Post-Winter Car Care Tips

Post-Winter Car Care Tips

November 12, 2017

Though Phil the groundhog says we have six more weeks of winter, it’s beginning to feel more like spring in Texas. With the warmer weather drawing near, you may start to notice the cold weather was particularly harsh on your car this year.

How can you avoid this?

Here are a few, simple ways you can de-winterize your vehicle, while also protecting yourself from costly auto repairs as well as dangerous driving situations.

Stay Cool
Coolant doesn’t only keep your car from overheating, it also protects your engine against corrosion. Every vehicle requires a certain ratio of antifreeze to water. To check the composition of your radiator’s fluid, you can pick-up an inexpensive anti-freeze tester at your local auto parts store. Your owner’s manual or mechanic can explain what ratio is best for your car; or most vehicles, a winter ratio is 60% coolant to 40% water. Using a coolant with ethylene glycol can also help protect your engine.

Wipe It Up
Those who have driven behind a truck that kicks up slushy, winter mud on your windshield can appreciate the importance of wipers and washer fluid. For best results in cleaning off all that winter grime, select a washer fluid with an antifreeze solution, but be careful as some harsh washer fluids can damage your car’s paint.

Belt It Out
Cold temperatures can weaken and tear the belts and hoses that help make your engine run smoothly. Stop by your local auto repair shop and have them check that all belts and hoses are working efficiently and are undamaged.

Tire Pressure
Have you ever noticed your car’s tire pressure light sometimes comes on during the winter? Or maybe you’ve noticed that your car just isn’t getting the same gas mileage as it used to? Under-inflated tires can lower your gas mileage and are typically more prone to damage (flats, blow-outs, etc.). Check your tire pressure to make sure the cold weather hasn’t deflated them.

Battery Test
Extremely cold weather can reduce a car’s battery life by 50%! To ensure you don’t get stranded with a dead battery, check your car’s battery life.

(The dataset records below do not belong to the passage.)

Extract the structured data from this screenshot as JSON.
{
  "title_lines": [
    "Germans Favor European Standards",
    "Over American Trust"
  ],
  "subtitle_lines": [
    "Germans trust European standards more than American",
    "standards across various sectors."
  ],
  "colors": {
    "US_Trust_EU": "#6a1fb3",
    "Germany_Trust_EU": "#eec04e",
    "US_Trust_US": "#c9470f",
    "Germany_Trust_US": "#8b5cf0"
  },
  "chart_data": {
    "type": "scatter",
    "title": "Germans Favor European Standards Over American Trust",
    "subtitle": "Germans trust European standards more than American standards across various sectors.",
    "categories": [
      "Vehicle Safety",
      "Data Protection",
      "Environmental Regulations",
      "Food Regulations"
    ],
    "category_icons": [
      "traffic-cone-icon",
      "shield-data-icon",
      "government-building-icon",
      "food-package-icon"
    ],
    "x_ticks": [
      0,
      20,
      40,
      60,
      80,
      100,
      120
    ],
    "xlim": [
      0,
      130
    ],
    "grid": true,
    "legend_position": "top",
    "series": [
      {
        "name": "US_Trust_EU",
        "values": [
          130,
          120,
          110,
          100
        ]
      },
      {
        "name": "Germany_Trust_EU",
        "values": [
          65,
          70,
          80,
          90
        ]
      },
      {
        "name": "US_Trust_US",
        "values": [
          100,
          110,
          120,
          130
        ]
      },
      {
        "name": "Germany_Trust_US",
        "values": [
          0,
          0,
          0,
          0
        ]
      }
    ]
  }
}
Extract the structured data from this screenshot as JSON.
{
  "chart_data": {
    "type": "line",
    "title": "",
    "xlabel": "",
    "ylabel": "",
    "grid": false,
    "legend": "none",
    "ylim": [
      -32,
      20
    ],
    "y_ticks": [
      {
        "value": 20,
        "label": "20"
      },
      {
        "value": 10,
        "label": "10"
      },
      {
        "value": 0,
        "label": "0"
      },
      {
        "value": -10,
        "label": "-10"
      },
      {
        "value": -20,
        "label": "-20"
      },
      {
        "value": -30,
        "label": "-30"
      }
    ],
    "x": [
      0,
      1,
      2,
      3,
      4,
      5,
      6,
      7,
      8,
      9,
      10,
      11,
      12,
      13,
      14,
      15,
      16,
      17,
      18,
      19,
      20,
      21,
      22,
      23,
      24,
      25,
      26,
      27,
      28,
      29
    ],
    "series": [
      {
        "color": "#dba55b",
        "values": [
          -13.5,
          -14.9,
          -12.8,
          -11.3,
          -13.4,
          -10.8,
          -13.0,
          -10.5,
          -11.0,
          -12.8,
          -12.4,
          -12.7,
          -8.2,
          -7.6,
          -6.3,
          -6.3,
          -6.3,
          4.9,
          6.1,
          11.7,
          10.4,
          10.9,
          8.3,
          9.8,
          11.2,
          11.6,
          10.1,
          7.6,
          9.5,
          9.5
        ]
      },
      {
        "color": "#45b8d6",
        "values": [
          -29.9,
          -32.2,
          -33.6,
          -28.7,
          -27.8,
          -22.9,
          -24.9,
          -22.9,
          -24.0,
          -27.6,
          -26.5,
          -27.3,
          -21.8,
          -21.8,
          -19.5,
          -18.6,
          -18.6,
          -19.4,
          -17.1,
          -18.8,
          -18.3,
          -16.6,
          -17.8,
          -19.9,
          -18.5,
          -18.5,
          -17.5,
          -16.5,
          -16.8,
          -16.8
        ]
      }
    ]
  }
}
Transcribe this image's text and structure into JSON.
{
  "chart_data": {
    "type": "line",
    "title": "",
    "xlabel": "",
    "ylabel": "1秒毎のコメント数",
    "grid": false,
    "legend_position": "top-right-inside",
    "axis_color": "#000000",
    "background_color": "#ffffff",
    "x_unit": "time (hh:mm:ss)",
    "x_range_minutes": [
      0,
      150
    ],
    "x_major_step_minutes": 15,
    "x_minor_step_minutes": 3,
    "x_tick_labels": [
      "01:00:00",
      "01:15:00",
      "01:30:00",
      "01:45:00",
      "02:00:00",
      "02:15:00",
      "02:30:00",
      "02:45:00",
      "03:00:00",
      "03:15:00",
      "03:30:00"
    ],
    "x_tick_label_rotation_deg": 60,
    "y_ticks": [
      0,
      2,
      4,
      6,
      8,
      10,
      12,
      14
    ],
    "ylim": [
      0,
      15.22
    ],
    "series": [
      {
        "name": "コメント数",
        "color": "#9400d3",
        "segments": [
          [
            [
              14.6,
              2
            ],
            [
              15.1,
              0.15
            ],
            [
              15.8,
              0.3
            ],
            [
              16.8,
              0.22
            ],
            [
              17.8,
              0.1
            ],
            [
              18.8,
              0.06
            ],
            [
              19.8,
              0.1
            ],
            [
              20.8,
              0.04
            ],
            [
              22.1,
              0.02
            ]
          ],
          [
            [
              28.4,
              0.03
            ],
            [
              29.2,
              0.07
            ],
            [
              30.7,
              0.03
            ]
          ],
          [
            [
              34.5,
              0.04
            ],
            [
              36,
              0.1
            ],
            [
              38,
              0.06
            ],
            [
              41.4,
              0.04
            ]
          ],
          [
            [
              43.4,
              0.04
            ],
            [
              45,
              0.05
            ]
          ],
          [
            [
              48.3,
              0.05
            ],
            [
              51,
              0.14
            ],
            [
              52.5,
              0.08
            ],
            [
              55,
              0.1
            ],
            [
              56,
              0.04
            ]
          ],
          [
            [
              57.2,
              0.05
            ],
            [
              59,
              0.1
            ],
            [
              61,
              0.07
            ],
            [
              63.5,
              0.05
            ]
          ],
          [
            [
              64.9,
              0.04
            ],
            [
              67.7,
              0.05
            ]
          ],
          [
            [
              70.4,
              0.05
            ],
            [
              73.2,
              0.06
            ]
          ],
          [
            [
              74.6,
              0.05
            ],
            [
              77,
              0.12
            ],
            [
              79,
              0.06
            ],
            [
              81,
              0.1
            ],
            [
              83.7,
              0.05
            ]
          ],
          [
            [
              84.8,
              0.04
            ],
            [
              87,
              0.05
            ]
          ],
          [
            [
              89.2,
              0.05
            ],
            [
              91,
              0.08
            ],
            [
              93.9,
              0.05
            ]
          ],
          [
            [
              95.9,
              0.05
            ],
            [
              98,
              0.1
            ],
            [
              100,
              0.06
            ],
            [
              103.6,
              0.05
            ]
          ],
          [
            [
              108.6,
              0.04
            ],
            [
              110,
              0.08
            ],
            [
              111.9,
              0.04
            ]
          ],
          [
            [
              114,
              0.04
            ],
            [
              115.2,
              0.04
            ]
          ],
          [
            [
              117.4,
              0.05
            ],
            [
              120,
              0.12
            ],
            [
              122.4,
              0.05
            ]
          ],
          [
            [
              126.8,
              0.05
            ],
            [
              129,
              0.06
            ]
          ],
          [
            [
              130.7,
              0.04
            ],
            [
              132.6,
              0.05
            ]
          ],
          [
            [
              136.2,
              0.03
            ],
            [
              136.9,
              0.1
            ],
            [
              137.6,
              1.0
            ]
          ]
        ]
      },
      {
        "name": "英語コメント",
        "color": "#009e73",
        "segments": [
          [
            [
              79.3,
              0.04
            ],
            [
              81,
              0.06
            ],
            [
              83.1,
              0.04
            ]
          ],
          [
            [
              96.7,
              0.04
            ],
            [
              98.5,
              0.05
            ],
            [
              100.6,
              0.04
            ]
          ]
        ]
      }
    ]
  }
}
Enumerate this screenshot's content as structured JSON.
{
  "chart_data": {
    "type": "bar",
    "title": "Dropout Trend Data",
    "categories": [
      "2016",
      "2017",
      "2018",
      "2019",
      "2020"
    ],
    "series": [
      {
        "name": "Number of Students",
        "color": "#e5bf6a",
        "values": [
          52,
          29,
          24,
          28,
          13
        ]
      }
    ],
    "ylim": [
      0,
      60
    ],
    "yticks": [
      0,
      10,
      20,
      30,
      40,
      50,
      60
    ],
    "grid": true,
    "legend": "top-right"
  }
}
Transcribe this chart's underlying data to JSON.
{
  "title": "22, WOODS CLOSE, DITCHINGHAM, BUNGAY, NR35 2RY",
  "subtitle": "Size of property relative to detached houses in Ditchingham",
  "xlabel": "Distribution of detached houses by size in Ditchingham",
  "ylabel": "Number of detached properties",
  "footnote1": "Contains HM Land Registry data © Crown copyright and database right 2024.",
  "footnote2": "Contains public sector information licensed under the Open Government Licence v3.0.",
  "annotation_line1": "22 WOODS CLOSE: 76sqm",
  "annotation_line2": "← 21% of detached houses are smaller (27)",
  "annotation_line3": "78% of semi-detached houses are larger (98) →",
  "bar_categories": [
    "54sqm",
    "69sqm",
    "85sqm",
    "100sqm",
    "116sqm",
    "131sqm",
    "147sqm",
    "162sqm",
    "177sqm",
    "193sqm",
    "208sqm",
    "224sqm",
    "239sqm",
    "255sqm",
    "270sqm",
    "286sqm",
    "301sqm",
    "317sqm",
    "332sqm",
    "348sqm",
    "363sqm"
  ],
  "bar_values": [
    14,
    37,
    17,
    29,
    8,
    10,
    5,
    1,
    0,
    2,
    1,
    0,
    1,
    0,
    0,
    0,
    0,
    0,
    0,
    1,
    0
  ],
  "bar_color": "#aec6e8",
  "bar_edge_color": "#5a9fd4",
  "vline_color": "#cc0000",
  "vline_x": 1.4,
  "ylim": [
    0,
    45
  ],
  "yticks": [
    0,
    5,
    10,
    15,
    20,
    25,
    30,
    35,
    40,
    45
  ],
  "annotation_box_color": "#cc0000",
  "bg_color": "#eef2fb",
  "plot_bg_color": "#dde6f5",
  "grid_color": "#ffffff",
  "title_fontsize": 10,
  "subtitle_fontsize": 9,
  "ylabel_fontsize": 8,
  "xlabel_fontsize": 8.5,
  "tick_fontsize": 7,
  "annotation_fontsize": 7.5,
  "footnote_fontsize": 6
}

There is a simple test you can do to check the life of your battery before getting a mechanic involved. Turn on the vehicle’s headlights before starting the engine. If the headlights get brighter once the engine has been started, a more detailed battery test is needed.

Taking these steps now to ensure your car has withheld any damages from winter will not only save you time, but will keep you from paying a hefty car repair bill.